Paraíba

OPINIÃO: Em novo artigo, professor Paulo Amilton comenta sobre “A verdade e a política”

O artigo semanal é resultado de uma parceria entre o Portal WSCOM e o Departamento de Economia da Universidade Federal da Paraíba.


02/01/2020

Na imagem, o chefe do Departamento de Economia da UFPB, Paulo Amilton

A verdade e a política
Por Paulo Amilton Maia Leite Filho

 

Em 1960 o Tenente Coronel Nazista Otto Adolf Eichmann foi preso na Argentina pelo serviço secreto de Israel (MOSSAD). Este foi encarregado durante o período do governo Nazista da gerência da logística das deportações em massa de judeus para os campos de concentração Nazista. Por conta disto, foi considerado criminoso de guerra e enforcado em Israel em 1962. No período de seu processo, a mídia enviou vários jornalistas e, entre eles, estava a filosofa Hannah Arendt, que representou a revista americana The New Yorker. Em 1963 ela publicou um livro chamado “Eichmann em Jerusalém”. Neste livro Hannah Arendt, além de descrever o julgamento em si, traça um perfil do homem Eichmann.

 

Naquele perfil, o acusado aparece como um homem comum. Uma pessoa que não apresentava nenhum traço de antissemitismo nem caráter diabólico. Para ela, Eichmann era funcionário público normal que estava apenas cumprindo ordens emanadas por seus superiores hierárquicos. Por isso ela emprega o termo “A Banalidade do Mal” para descrever a situação em que indivíduos normais agem para cumprir ordens de superiores com mentalidade distorcida e diabólica.

 

Por conta deste livro, a autora passou a sofrer uma série de críticas avassaladoras por parte do establishment político que ansiava pela demonização de qualquer personagem que estivesse ligada de algum modo ao período Nazista. Como ela descreveu um personagem Nazista como um ser normal, passou a ser muito malvista nas hostis políticas da época.

 

Para responder as críticas, Hannah Arendt escreveu o ensaio “Verdade e Política”. Ela escreveu para se contrapor a grande quantidade de mentiras que foram publicadas a respeita da obra e da pessoa de Hannah Arendt. Neste a autora coloca a seguinte questão, “é legítimo dizer sempre a verdade?”.

 

No ensaio ela descreve algumas verdades. Existe a verdade religiosa, que não precisa de lógica para ser aceita, apenas a fé nos dogmas fundamentais da religião e cujo outro lado é a heresia, que é a não aceitação desses dogmas. Existe a verdade histórica, cuja antítese é a falsificação histórica. Também existe a verdade científica, cujo extremo é a fraude. Por fim, temos a verdade factual, que tem como oposto a mentira. É justamente sobre esta verdade que o ensaio se debruça mais atentamente.

 

A mentira é a manipulação dos fatos, é uma forma de reorganizá-los de acordo com uma perspectiva específica.

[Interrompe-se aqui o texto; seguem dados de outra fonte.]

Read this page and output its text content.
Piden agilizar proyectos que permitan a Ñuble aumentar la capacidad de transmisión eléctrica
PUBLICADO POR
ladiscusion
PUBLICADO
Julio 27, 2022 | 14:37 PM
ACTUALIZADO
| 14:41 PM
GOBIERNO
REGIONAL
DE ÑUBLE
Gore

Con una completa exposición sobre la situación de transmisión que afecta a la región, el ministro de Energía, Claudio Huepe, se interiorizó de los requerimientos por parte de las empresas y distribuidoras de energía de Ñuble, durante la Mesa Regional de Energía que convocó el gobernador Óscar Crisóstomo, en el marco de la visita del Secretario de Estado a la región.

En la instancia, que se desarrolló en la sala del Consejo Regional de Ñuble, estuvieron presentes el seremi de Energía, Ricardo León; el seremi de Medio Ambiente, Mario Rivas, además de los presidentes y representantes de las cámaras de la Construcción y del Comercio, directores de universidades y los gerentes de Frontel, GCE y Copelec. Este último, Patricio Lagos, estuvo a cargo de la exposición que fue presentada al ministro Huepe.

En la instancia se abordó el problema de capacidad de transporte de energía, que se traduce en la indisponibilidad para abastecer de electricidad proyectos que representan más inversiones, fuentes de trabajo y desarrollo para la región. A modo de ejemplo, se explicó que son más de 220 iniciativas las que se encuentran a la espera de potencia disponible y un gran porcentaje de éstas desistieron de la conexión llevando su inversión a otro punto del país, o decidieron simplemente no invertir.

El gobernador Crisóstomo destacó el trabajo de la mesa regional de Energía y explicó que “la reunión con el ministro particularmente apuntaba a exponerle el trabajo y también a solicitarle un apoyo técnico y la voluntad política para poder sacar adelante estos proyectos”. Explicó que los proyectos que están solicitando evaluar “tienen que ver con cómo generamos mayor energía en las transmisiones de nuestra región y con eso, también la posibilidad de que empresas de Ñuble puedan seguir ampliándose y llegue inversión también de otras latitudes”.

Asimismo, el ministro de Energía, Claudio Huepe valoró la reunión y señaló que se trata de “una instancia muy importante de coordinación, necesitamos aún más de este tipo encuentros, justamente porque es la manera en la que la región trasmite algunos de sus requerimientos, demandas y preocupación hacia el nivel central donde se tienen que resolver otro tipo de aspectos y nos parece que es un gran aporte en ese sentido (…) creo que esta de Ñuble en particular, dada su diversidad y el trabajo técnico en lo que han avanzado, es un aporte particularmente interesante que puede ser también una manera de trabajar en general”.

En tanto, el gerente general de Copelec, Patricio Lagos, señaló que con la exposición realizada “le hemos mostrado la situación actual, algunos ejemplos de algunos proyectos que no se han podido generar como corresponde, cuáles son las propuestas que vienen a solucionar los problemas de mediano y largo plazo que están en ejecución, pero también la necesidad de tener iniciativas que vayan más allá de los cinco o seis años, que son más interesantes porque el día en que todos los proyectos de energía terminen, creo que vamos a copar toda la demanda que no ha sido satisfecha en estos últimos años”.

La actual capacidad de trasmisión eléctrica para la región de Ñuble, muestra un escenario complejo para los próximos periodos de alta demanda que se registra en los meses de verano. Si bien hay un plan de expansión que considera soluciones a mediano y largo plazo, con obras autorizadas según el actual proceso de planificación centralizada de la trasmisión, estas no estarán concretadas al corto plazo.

Pessoas e grupos podem empregar até a violência como forma de persuasão para que uma dada manipulação dos fatos seja aceita como verdadeira. A política é o campo em que a manipulação dos fatos encontra maior espaço. Um político mentir é a coisa mais normal do mundo. A mentira política confunde-se com a verdade e o mentiroso perde a noção dos limites, pois ele próprio passa a acreditar na mentira que apregoa.

 

Na política sobressai os interesses particulares, que precisam da áurea do bem-comum. Parte do establishment político da década de 60 queria que todo personagem ligado ao período Nazista fosse crucificado como uma maneira de convencer o público de que aventuras autoritárias não fossem mais aceitas. Para obter isto, que era o que tinha de maior bem-comum na época, valia mentir à vontade e destruir reputações era apenas um subproduto para se obter um bem-comum maior.

 

Traga isto, meus oito leitores, para nossa época. As formas de destruir as reputações no mundo atual são muito maiores do que àquelas existentes na década de 60 do século passado. Mentira agora tem nome sofisticado, chama-se Fake News. Mas do que nunca o quarto poder de uma república, que é a impressa, deve ser e se manter vigorosamente livre. Um protótipo de ditador pede logo para seus seguidores combaterem algum veículo de comunicação que o retrata de forma que não lhe agrade. A verdade para ele é aquela que o agrade, não aquela que tem os fatos como base. Eu desejo para o ano de 2020, que começou ontem, que a impressa brasileira livre consiga sobreviver e trazer ao seu distinto público a verdade factual dos acontecimentos. Um grande abraço ao público que lê esse escriba e desejo a todos um 2020 melhor e com mais paz.

 

*O artigo semanal é resultado de uma parceria entre o Portal WSCOM e o Departamento de Economia da Universidade Federal da Paraíba (UFPB). Paulo Amilton Maia Leite Filhoa é professor na Universidade Federal da Bahia.